WILBRAHAM, Mass. - Life has dealt Xenophon Beake some challenges and he now has to use different methods to stay warm during the winter.
What You Need To Know
- Xenophon Beake is a Wilbraham retiree who receives fuel assistance from The Valley Opportunity Council
- The Valley Opportunity Council is a non-profit organization based in Hampden County that provides community support to low- and moderate-income families
- The council has seen a rise in applicants over the years, with over 12,000 applications this winter alone
- The nonprofit suspects the cost of living to be a huge reason for the rise in applicants
"I was my late wife's caregiver," he said. "As soon as she passed away, my income was cut in half."
Beake receives fuel assistance from The Valley Opportunity Council. He takes steps to make sure he’s not letting any of it go to waste including adjusting the threshold on his door to handle incoming drafts.
"If you raise the threshold, then the rubbing of that wipe will eliminate a lot of the draft and then that's when the draft dodger comes in," Beake said, demonstrating the process. "It eliminates the rest."
Beake has also made lifestyle adjustments from opening window shades to let the sunshine warm up his home to keeping the lights off whenever he's not in a room.
"I keep the temperature at 69 to 70 degrees," he said. "But I've gotten accustomed to wearing a sweater in the house. If you're sitting here watching TV or working on the computer. You don't move around so you can get chilly very quickly."
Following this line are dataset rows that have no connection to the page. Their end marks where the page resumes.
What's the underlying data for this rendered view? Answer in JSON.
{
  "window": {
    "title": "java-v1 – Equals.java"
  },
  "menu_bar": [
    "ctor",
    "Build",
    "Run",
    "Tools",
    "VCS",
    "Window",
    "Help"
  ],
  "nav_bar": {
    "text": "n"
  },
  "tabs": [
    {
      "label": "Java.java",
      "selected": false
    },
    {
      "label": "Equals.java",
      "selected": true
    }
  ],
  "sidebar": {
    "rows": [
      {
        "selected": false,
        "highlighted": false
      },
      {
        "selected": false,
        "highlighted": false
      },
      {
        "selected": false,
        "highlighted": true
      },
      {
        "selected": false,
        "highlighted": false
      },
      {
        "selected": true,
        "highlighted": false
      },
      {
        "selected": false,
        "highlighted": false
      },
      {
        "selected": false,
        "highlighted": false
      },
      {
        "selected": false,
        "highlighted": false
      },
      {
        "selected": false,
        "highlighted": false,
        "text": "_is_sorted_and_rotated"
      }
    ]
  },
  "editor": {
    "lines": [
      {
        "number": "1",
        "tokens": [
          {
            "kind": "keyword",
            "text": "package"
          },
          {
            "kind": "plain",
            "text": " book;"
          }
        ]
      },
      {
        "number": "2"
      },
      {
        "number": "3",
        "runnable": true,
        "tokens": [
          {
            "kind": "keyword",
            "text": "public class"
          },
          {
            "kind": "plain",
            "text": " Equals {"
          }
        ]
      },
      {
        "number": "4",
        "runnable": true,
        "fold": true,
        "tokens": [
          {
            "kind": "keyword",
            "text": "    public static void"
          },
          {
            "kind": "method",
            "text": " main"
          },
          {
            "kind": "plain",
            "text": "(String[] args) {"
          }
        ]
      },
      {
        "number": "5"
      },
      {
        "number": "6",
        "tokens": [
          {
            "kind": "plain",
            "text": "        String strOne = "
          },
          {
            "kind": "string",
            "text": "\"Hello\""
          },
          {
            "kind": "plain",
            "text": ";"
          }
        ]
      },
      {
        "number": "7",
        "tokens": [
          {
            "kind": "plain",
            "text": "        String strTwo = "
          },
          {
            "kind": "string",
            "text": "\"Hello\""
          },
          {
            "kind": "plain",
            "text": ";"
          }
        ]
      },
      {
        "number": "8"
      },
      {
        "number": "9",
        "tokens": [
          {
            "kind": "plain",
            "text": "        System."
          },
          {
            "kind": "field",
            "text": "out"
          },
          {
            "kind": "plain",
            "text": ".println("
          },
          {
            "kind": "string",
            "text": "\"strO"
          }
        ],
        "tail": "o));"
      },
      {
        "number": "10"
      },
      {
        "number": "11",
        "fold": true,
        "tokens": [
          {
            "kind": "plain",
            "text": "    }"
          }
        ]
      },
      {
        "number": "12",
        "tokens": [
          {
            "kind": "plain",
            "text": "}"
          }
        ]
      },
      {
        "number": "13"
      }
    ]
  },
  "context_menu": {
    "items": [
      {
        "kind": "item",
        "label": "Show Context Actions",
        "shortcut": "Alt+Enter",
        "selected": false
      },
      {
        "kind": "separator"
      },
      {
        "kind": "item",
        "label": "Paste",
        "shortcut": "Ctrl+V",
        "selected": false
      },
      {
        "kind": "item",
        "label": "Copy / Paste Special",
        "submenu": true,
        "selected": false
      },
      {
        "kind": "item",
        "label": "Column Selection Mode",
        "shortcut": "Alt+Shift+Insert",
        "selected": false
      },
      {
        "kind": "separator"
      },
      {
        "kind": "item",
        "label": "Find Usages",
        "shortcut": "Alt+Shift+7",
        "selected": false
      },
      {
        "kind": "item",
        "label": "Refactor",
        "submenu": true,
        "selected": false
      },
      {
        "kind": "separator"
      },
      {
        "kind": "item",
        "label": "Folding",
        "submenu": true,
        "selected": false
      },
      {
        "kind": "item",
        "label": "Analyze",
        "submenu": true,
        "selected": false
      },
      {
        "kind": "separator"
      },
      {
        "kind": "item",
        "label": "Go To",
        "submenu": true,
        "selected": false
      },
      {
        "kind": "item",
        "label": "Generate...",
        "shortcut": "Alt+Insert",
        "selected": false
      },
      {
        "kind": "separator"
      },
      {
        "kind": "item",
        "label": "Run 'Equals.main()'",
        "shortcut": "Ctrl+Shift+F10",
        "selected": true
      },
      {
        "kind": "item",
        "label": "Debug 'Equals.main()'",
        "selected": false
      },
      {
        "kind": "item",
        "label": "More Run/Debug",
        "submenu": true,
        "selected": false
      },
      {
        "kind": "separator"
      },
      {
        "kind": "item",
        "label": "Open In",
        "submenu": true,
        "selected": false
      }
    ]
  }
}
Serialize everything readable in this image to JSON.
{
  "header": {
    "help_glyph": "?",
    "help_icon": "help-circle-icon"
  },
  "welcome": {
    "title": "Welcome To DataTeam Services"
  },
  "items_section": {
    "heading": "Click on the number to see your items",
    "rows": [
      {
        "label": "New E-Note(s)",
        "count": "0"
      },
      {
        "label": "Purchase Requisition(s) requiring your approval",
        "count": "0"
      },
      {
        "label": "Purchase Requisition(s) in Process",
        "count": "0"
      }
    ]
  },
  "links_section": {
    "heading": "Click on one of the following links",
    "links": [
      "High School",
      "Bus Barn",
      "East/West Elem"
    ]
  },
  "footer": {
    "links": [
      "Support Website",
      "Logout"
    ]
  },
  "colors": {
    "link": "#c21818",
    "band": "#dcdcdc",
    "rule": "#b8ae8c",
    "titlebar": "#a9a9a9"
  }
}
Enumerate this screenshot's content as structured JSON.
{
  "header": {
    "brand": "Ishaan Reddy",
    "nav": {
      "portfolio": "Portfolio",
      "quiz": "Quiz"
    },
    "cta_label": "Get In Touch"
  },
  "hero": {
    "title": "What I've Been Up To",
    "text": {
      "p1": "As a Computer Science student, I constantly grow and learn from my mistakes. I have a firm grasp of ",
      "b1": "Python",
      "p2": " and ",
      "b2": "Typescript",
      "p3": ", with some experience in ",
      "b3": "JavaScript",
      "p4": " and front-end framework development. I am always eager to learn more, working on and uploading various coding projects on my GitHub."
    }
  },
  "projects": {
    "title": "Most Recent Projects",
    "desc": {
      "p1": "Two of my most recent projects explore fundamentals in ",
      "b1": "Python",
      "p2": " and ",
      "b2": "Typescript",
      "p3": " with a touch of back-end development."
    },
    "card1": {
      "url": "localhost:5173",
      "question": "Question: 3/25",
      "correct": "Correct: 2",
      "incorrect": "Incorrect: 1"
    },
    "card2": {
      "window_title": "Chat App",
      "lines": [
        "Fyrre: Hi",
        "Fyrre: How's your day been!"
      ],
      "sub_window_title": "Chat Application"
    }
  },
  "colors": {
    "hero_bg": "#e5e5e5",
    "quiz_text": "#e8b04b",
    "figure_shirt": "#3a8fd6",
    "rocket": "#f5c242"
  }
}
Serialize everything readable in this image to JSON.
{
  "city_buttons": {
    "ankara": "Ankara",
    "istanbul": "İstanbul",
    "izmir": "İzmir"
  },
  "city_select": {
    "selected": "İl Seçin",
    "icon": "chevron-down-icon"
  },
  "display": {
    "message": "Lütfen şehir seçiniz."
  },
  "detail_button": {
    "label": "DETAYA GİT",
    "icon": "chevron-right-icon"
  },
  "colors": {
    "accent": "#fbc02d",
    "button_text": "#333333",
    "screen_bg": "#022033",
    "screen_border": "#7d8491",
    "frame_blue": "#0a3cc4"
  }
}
According to the Valley Opportunity Council, there’s been a rise in the number of people receiving help over the years and this winter they have more than 12,000 applicants already in Hampden County.
The nonprofit suspects higher inflation as well as the pandemic are playing a huge factor in the need for assistance. Xenophon said the program is helping him survive.
"So what does it mean to me to have fuel assistance?" he said. "It means that I can keep my home. That's the bottom line and I won't apologize for reaching my hand out because I qualify and I worked for it."